Beverage, Breakfast, Gluten Free, Summer


I actually don't buy fancy drinks often but I love them. We spend a large part of our income on food and it seems like one place I can tighten things up. However, in a "treat yo'self" moment, I recently picked up the new one from Trader Joes and after spending nearly $5 on this tiny beverage, I had high expectations that were not met. Hugh makes us cold brew in the warm months so I'm putting him on explaining some of that to you. Tools, beans and such. He made the coffee, I made the coconut creamer from The First Mess and now I can make a special iced coffee on my own terms. The creamer is easy, it just requires a blender and a few staple ingredients. It does get a little firm in the fridge so I leave out before I need to use it or let it sit in a warm water bath to become a little more liquid. In the dairy free creamers you get at the store, there are a handful of funky ingredients that keep them a liquid and emulsify into your coffee, hot or cold. This creamer has more of a homemade texture to it and I like it that way. Makes me want to keep this as a fridge staple. We have two other coffee posts, Chemex and a video with the French press (in our old apartment! nostalgia!) if you fancy. 

In other summery news, I wrote a salmon taco recipe for Food52 and that avocado sauce has been a fridge staple. On eggs, veggie bowls, tacos, thinned to salad dressing, everything. Take a peek if you need a dinner idea!

Makes about 6 cups

There are all sorts of variations for this process, but we use a Toddy T2N Cold Brew System. It's simple, relatively inexpensive, and easy to use. The following brew method is adapted from their instructions, and makes about 6 cups of cold brew coffee concentrate.

12 ounces fresh roasted coffee - ground slightly finer than you would for drip. I grind at setting 10 (of 40) on a Baratza Virtuoso, for reference.
7 cups cold, filtered water

Makes about 14 ounces

Creamer adapted from The First Mess

4 pitted dates
1 14-0z. can full fat coconut milk
1/2 tsp. vanilla extract
2 tsp. sunflower oil (or other neutral oil that is a liquid at room temperature)


Fill - First, insert the stopper into the outside bottom of the brewing container; then, dampen the filter and insert it into the inside bottom of the brewing container. 

Next, add 1 cup of water into the bottom of the Toddy brewing container and 6 ounces of ground coffee. Slowly pour 3 more cups of water over the grounds, in a circular motion. Then, add the remaining 6 ounces of ground coffee. Finally, wait 5 minutes and slowly add the last 3 cups of water. DO NOT STIR (stirring the bed of grounds can result in a clogged filter). 

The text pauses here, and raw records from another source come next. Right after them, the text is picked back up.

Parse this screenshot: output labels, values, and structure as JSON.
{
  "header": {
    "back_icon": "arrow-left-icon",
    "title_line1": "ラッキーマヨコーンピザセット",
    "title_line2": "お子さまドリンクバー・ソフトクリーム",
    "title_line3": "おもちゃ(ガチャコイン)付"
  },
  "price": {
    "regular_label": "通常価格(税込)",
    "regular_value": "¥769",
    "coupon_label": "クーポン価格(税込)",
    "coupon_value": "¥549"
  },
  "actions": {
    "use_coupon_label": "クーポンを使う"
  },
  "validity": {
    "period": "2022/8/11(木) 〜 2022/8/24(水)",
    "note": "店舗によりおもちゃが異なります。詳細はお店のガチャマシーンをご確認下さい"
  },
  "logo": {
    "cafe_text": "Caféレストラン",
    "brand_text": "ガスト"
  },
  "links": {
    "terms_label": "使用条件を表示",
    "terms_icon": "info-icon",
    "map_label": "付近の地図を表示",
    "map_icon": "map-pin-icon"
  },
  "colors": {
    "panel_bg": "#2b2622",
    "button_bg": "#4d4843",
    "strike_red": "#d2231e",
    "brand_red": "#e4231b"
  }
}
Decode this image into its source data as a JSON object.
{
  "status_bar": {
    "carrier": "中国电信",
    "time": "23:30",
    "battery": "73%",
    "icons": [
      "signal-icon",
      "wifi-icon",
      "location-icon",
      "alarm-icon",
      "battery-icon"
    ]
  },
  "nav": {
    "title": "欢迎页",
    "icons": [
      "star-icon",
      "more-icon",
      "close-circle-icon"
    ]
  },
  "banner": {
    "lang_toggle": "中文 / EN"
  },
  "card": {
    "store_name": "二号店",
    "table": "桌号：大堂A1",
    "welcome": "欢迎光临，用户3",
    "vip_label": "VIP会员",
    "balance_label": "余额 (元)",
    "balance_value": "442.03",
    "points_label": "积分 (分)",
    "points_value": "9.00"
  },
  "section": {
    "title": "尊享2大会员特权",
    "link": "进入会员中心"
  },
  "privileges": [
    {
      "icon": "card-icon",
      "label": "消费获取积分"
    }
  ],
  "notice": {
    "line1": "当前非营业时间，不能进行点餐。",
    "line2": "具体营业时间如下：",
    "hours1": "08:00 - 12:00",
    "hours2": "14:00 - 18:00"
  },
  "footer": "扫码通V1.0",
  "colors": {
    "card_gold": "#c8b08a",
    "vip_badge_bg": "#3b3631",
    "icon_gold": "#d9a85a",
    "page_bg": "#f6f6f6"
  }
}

Lightly press down on the topmost grounds with the back of a spoon to ensure all grounds get wet. 

Cover - lay a sheet of plastic wrap over the top of the grounds with as few air bubbles as reasonably possible. The idea here is to minimize the amount of oxygen interacting with the steeping slurry. 

Brew - Steep your coffee grounds at room temperature for 12 to 24 hours to create a smooth, rich flavor. 

Filter - Remove the plastic wrap and the stopper and let your coffee concentrate flow into the glass decanter - stays fresh for 1-2 weeks in your refrigerator.

Serve - Into a glass full of ice, we went with a ratio of 2 parts coffee (which is a concentrate) to 1 part water to 1 part creamer. Not super sweet or decadent, so you can adjust that based on your own mood. 


If your dates are soft, move forward with the recipe. If they are a little dry or tough, soak them in boiling water to soften then drain completely. 

In a high powered blender, run the dates, coconut milk, vanilla and oil until you have a smooth, thick liquid with minimal chunks of dates. Strain the creamer with a fine mesh strainer. 

Into a glass full of ice, we went with a ratio of 2 parts coffee (which is a concentrate) to 1 part water to 1 part creamer. Not super sweet or decadent, so you can adjust that based on your own mood.